“By the time a big company gets the committee to organize the subcommittee to pick a meeting date, your startup could have made 20 decisions, reversed five of them and implemented the fifteen that worked.”
Steven Gary Blank, The Four Steps to the Epiphany: Successful Strategies for Startups That Win
By Phil White, Words Guy
One of the reasons that many small companies get things done without a bloated staff is that their people are busy doing, not talking. Now, that’s not to say that it’s unnecessary to confer with colleagues, to plan, to strategize. But I would wager that 75 percent of business meetings are either unnecessary, unproductive or both.
At Access, more than 80 percent of employees work remotely, which is one of the reasons the company avoids a meet-about-the-meeting-about-the-meeting practice that slows down some companies where most staffers are at a single location. I truly believe that having a bunch of conference rooms challenges people to fill them, almost as if workers worry that the meeting spaces will get lonely if they get five minutes to themselves. There’s also, I think, a misplaced fear of not looking “busy” enough, particularly for mid-level management – you know, the people whose job it is to assign projects but not do them. They worry that if they’re not pulling 11 others into a room to waffle for an hour about e-mail subject line best practices, the “audience” for an upcoming case study or what color the T-shirts should be for an upcoming tradeshow (but Steve, I like Galway green!) that they’ll be seen as a failure, as both an employee and a human being. To quote the Grinch, ““Wrong-o””

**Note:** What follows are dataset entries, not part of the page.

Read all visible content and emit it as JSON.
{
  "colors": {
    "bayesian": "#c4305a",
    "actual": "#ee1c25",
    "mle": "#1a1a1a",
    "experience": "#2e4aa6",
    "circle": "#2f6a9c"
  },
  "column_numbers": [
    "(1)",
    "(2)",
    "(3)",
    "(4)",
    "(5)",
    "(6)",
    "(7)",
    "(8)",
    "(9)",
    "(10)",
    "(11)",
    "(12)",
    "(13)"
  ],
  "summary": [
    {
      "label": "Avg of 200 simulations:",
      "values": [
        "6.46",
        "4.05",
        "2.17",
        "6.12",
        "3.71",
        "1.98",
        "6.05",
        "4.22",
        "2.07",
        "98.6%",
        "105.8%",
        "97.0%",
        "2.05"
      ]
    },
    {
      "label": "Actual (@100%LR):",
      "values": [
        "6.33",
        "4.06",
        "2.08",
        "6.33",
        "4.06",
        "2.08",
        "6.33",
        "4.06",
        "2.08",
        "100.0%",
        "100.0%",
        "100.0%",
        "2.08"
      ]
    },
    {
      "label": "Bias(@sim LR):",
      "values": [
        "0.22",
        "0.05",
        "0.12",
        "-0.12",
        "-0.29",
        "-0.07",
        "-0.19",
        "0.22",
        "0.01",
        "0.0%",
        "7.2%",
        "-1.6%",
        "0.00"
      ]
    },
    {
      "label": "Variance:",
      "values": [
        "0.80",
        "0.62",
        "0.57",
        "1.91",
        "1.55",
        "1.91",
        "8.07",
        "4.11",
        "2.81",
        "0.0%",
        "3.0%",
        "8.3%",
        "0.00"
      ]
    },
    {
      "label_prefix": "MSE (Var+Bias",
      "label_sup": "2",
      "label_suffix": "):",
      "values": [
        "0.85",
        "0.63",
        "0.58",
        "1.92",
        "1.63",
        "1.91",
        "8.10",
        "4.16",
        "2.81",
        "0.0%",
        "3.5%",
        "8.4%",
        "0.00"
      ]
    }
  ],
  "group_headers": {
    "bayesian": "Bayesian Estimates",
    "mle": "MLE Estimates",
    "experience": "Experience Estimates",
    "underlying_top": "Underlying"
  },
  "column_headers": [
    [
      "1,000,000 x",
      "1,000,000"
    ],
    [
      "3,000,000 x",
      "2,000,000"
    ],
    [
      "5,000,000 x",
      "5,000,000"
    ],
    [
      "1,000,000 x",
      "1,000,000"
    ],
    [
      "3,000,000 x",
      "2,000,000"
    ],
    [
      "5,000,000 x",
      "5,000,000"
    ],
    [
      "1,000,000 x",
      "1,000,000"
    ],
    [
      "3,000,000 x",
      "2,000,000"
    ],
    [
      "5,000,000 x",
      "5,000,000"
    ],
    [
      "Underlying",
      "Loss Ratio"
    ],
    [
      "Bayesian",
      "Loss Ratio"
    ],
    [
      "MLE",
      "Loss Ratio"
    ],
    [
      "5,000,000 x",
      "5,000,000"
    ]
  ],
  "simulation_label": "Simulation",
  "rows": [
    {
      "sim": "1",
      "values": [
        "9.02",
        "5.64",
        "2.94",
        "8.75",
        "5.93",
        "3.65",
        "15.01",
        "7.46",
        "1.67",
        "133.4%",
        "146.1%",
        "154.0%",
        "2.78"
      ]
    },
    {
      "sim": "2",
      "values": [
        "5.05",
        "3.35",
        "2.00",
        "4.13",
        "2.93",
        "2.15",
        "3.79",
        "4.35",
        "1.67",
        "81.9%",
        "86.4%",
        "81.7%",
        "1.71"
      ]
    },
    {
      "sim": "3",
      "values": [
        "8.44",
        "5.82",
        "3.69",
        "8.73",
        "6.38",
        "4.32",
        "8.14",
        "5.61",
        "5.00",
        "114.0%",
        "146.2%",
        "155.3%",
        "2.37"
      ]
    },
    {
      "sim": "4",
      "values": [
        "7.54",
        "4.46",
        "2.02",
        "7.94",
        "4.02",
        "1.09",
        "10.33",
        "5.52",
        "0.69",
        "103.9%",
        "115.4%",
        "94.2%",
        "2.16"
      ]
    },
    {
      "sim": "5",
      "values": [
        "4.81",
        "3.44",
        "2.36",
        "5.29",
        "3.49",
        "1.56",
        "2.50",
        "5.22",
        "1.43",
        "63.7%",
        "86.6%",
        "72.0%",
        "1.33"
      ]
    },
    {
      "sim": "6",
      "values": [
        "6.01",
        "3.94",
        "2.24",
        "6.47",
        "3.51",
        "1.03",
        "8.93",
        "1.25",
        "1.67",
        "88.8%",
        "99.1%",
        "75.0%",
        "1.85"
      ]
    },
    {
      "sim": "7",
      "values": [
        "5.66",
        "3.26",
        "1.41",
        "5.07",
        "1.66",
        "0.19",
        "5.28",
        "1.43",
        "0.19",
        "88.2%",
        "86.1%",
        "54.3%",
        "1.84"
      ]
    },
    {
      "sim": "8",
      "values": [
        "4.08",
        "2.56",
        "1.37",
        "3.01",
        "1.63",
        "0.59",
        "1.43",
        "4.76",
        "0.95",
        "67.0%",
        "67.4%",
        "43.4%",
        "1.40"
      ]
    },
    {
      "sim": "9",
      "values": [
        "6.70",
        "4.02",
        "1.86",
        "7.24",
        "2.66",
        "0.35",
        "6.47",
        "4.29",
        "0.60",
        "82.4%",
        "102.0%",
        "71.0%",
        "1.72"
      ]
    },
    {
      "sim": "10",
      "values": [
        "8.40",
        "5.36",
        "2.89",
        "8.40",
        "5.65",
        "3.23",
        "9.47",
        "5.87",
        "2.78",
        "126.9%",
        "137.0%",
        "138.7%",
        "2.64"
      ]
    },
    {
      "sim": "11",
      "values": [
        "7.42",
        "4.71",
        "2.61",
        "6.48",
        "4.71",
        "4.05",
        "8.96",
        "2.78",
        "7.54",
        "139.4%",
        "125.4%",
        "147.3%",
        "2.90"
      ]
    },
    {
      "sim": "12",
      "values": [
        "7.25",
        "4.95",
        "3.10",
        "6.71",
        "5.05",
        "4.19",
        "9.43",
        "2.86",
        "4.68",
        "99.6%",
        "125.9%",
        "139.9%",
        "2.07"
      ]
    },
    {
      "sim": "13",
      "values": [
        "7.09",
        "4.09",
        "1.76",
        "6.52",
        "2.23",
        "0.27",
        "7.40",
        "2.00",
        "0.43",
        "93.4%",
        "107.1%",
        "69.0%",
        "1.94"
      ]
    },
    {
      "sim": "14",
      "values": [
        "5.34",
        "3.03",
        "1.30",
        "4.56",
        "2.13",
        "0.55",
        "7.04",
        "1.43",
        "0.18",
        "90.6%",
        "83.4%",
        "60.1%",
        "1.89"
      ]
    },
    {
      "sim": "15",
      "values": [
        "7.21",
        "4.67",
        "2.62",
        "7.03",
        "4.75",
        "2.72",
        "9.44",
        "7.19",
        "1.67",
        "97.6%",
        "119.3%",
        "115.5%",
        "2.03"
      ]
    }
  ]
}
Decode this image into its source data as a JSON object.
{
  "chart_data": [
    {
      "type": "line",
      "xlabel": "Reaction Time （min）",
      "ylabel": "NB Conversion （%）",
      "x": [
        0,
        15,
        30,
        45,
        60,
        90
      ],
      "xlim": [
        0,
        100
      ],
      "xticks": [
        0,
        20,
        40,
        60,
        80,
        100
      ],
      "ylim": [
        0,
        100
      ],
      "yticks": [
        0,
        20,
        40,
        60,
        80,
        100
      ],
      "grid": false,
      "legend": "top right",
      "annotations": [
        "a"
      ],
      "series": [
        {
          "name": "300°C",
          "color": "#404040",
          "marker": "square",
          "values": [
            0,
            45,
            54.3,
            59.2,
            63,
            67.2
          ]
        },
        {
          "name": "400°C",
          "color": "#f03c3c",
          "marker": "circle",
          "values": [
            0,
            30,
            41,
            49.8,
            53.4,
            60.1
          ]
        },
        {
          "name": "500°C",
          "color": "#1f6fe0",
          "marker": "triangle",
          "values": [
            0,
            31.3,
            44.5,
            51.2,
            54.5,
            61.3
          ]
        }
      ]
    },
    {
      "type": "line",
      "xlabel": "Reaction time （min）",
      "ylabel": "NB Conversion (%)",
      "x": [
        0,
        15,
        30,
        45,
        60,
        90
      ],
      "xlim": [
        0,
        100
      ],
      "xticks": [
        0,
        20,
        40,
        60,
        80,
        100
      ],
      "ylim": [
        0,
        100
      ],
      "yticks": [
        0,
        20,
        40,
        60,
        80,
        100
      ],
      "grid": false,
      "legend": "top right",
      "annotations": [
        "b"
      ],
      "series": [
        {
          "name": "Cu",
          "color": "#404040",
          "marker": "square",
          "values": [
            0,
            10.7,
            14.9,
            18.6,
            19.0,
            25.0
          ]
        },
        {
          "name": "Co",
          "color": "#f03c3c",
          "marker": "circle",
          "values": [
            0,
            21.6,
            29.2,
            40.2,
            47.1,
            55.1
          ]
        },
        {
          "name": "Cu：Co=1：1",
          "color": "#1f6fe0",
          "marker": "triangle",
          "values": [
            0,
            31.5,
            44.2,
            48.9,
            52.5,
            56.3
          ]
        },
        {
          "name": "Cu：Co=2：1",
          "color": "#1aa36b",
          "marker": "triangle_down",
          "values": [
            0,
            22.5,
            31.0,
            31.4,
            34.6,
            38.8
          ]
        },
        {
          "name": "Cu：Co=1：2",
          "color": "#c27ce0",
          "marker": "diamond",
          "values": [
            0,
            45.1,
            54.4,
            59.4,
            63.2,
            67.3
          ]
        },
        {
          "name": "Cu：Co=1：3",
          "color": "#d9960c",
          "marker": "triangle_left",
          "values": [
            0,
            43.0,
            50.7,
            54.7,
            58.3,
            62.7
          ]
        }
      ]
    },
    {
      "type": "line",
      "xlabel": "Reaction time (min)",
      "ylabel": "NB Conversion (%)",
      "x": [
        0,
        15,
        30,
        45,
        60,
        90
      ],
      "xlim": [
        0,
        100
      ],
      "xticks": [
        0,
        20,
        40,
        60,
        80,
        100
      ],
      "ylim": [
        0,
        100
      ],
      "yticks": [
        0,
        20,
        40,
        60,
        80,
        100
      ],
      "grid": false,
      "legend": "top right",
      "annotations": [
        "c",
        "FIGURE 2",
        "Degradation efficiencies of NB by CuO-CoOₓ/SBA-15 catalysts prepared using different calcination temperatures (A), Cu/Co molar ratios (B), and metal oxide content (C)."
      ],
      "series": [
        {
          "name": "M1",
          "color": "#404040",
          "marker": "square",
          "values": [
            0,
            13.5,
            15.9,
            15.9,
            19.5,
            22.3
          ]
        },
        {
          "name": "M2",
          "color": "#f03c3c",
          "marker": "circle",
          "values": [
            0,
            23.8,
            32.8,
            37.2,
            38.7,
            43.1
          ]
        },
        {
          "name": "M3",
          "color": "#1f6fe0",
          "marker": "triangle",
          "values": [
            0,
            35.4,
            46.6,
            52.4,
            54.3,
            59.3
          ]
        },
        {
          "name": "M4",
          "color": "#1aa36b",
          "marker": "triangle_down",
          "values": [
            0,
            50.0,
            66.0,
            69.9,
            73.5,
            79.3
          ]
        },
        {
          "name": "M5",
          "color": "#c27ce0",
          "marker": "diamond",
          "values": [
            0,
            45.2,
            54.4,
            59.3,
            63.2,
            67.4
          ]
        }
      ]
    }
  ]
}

To avoid such time-wasting silliness, here are some questions to answer before you send a meeting invite to your unsuspecting colleagues:
1) Can you just send an e-mail?
If you can get the required info through an e-mail or instant messenger chat, skip the meeting.
2) Does your meeting have a defined purpose and if so, what is it?
If you don’t know why you’re meeting, chances are the other invitees won’t either. Know what you need to know, and how to get it.
3) Is the meeting a good use of time?
There are enough distractions during the typical work day. Is your meeting truly needed, or is it just another one?
OK, so you do need to schedule a meeting. Here are some tips to make it effective:
A) Who are your People?
Big meetings are hard to manage and wanting to impress the e-team with your rhetorical flourishes or “feeling bad” about leaving out someone on the team are not good reasons for sending unnecessary invites. Keep the invitee list to those people who absolutely must be present
B) Preparation and Planning Prevent Poor Performance
Let people know in advance what the meeting agenda is, and what you expect from each person.
C) Stick to the Agenda
Meetings have a nasty habit of meandering, particularly on a Friday afternoon. So try to keep yourself and others on topic so you can wrap things up in 30 minutes or less, if possible.
D) Close with Clear Next Steps
Once you’ve got through the agenda items, people need to know what’s next. So identify action items and who’s responsible for each one before you close the meeting.